Individual Life of Dennis Farina
Dennis Farina wed Patricia in 1970, and the two of them had three kids: Dennis Jr., Michael, and Joseph. In addition, he had two granddaughters, Brianna, and Olivia, as well as four grandsons, Michael, Tyler, Matthew, and Eric. As an actor and producer, Joseph has continued his father’s career in the entertainment business. 1980 saw the end of Farina and Patricia’s ten-year union. He lived the majority of his later years in Chicago and Scottsdale, Arizona, with his longtime girlfriend Marianne Cahill.
Farina was detained on May 11, 2008, after it was found that he had passed through security at the Los Angeles International Airport with a loaded.22-caliber pistol. He was accused of carrying a concealed firearm after being moved to the Pacific Division of the Los Angeles Police Department. Initially fixed at $25,000, the bail was increased to $35,000 when the police discovered the firearm was not registered.
He continued claiming that he had simply forgotten that the gun was in his briefcase and that he had no intention of bringing it on a flight. He ultimately consented to a plea agreement with the prosecution. Farina was sentenced to two years of probation on July 17, 2008, after entering a no-contest plea.

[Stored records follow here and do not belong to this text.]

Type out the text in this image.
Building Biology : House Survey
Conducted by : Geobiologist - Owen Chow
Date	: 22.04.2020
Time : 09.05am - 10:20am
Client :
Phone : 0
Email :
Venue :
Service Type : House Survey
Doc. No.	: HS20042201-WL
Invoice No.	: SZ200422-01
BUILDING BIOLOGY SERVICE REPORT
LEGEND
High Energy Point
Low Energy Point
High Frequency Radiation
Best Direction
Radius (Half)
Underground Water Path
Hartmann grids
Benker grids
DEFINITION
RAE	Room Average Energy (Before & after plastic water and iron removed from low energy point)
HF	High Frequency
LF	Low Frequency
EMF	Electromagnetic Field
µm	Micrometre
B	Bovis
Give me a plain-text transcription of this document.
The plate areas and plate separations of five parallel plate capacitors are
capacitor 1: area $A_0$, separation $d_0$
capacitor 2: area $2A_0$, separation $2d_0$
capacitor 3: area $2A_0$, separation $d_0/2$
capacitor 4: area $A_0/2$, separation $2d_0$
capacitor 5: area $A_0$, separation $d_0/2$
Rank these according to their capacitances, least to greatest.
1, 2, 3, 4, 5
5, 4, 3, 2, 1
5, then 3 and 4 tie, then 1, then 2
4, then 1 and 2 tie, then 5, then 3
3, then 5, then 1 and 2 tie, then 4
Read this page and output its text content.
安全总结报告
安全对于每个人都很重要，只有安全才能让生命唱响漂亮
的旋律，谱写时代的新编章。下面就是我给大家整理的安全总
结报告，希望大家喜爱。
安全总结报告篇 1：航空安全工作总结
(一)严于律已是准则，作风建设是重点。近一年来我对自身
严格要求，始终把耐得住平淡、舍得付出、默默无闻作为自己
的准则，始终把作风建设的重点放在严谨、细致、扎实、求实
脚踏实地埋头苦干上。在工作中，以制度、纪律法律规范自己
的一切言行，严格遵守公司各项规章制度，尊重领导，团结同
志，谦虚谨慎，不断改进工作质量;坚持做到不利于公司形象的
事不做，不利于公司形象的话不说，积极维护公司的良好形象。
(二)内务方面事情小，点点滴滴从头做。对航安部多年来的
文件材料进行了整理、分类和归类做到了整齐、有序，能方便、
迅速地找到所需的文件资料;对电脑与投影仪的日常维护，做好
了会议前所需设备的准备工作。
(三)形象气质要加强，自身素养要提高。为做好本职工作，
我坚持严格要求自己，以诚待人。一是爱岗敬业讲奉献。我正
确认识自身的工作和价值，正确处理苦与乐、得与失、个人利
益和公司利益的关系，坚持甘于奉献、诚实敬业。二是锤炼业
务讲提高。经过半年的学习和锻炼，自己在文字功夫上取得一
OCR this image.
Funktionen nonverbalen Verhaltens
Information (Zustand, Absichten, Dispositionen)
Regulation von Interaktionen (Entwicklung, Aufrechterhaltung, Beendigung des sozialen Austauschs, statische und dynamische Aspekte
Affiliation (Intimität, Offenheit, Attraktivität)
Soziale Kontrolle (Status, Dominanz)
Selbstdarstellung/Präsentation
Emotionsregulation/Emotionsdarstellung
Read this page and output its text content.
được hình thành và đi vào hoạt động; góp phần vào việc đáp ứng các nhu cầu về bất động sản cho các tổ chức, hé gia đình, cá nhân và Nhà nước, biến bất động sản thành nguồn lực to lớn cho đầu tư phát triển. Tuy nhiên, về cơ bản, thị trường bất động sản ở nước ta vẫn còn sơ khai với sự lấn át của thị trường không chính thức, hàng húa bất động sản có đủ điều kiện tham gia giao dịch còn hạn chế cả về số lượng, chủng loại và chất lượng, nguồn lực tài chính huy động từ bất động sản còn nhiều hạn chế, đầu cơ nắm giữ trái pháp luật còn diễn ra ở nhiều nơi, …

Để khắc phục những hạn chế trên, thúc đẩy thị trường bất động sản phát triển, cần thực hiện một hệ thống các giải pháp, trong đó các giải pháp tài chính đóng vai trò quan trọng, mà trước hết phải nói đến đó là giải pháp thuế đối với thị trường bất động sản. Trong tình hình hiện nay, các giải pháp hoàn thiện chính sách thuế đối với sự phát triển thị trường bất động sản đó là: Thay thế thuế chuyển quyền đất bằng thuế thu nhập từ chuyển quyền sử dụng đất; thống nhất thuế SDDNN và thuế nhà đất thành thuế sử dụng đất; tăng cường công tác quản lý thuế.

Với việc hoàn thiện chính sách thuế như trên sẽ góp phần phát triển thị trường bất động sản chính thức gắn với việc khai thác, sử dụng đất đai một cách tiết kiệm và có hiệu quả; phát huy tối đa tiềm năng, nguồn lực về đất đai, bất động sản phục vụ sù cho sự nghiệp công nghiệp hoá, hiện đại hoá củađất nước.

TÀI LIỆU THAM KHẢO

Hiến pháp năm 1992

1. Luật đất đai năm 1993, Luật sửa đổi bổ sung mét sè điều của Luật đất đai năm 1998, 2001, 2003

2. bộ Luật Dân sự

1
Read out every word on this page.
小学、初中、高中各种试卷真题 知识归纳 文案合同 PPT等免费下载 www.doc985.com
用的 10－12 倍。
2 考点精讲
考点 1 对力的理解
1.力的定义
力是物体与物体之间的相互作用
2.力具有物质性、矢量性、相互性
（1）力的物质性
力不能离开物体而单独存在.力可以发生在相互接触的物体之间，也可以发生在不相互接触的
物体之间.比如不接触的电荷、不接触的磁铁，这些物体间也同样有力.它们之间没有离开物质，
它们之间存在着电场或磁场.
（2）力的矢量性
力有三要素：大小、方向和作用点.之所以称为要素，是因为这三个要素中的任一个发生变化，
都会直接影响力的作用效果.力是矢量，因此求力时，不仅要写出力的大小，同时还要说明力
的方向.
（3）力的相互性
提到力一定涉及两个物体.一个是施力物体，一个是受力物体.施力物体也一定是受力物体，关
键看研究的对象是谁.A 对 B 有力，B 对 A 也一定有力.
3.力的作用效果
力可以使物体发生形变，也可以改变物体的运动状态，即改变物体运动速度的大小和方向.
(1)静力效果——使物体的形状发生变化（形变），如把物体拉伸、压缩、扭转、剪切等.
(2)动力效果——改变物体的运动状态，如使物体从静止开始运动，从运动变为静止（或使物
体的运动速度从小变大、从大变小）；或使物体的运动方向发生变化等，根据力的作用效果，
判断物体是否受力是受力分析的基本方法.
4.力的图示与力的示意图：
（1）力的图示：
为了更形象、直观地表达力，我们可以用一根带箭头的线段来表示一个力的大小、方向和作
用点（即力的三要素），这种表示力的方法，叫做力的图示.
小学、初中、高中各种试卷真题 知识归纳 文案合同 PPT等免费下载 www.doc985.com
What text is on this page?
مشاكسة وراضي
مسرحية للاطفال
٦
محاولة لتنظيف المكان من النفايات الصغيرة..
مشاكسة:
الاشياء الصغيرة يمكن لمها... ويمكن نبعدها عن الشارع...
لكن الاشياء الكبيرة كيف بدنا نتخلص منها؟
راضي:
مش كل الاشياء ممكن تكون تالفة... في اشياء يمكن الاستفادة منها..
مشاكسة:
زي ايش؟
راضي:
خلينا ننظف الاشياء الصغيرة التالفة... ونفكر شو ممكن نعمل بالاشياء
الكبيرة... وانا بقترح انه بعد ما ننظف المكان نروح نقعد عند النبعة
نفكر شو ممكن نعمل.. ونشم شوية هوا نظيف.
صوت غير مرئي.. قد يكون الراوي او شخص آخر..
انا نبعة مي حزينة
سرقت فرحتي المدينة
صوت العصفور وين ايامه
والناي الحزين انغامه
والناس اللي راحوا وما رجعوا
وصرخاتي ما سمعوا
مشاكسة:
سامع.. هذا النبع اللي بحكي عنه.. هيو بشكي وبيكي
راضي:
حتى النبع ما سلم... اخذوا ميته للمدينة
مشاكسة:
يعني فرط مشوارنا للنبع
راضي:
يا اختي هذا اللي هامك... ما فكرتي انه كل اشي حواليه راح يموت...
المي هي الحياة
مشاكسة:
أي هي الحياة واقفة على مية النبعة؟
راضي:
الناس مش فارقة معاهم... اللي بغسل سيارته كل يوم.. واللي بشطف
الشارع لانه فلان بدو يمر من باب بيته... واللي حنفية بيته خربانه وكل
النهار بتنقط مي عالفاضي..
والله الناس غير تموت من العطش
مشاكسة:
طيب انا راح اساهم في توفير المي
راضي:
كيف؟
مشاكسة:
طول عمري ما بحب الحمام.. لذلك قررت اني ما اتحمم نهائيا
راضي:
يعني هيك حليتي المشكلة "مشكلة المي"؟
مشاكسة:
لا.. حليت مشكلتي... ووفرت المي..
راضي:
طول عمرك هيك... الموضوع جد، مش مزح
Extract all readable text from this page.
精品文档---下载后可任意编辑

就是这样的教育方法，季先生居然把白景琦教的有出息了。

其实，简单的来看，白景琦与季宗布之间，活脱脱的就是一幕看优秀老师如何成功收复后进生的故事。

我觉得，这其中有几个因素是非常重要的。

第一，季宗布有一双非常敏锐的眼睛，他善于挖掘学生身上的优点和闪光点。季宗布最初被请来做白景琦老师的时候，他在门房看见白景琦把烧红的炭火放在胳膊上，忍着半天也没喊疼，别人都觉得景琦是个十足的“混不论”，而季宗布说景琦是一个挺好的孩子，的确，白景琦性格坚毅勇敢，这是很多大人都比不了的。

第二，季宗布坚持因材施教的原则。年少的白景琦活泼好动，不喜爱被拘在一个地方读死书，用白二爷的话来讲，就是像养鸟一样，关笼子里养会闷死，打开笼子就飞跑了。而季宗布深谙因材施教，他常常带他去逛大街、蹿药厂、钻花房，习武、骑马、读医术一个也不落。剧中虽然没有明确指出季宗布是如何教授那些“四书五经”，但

Farina passed away from a pulmonary embolism on July 22, 2013, in a hospital in Scottsdale, Arizona. He was interred in the Mount Carmel Cemetery of his birthplace.
Dennis Farina’s Net Worth
An American actor for both cinema and television, Dennis Farina had a $4 million fortune at the time of his passing. Dennis Farina, 69, sadly passed away on July 22, 2013. In both movies and television, Dennis Farina is best known for his roles as mobsters and police agents. His appearances as Mike Torello on “Crime Story” and Joe Fontana on “Law & Order” are among his most well-known television performances. Farina starred in movies like “Manhunter,” “Midnight Run,” “Get Shorty,” “Snatch,” and “Big Trouble” on the big screen.
Farina has always been a Chicago Cubs supporter.